Dört yıllık savaş sonrasında, müttefik bir ülkenin Başbakanı Almanya topraklarında öldürülüyor ve o müttefik ülkenin mahkemesi düşman tarafın baskısı ile katili serbest bırakıyordu. Karara en çok üzülenler tabii ki savaş sırasında Türkiye’de bulunan ve olayları yakından izleyen Alman subayları olmuştu. Bunlardan biri olan Alman Generali Bronzat Schellendorf’un mahkemenin kararına itiraz için yazdığı yazı şöyledir.(5)

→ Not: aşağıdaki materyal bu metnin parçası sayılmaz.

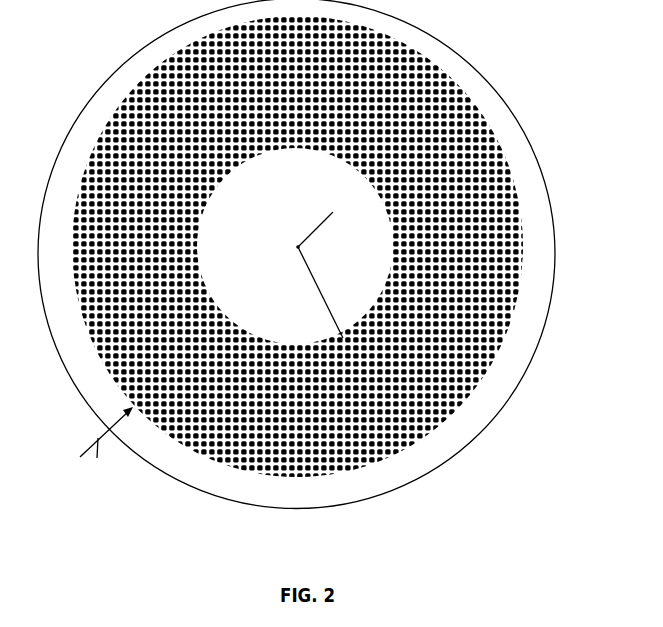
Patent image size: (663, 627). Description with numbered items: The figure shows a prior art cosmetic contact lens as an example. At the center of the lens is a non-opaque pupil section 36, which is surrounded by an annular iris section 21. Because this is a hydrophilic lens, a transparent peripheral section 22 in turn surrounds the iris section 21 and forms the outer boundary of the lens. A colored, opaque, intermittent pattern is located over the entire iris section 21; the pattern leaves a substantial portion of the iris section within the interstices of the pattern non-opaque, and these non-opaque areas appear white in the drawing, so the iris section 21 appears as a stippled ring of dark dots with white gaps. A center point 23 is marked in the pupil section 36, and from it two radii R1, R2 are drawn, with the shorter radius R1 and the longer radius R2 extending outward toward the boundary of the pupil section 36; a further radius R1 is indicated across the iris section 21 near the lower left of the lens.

“Teyleran davasında dinlenen şahitler, ya hadise hakkında ifade veremeyecek yahut tahkik edilecek hadiseleri başkalarından işitmiş olan kimselerdir. Hakikati gören kimseler mahkemeye çağırılmamışlardır. Türkiye’deki Ermeni mezalimi sırasında bu vakaların cereyan ettiği yerlerde hizmet eden Alman subayları neden dinlenmemiştir?
Ermeni isyanı için bir sebep mevcut değildi. Çünkü büyük devletler tarafından Türkiye’ye yaptırılan ıslahat, tesirini yeni yeni göstermeğe başlamıştı. Ermeniler parlamentoda mevki ve rey hakkına sahiptiler. Hatta zaman zaman nazır bile oldular. Devletin teb’ası ile aynı sosyal ve siyasi hakları kullanabiliyorlardı. Memleketlerindeki asayiş, Fransız generali Baumann tarafından yetiştirilmiş olan Jandarma vasıtasıyla sağlanıyordu.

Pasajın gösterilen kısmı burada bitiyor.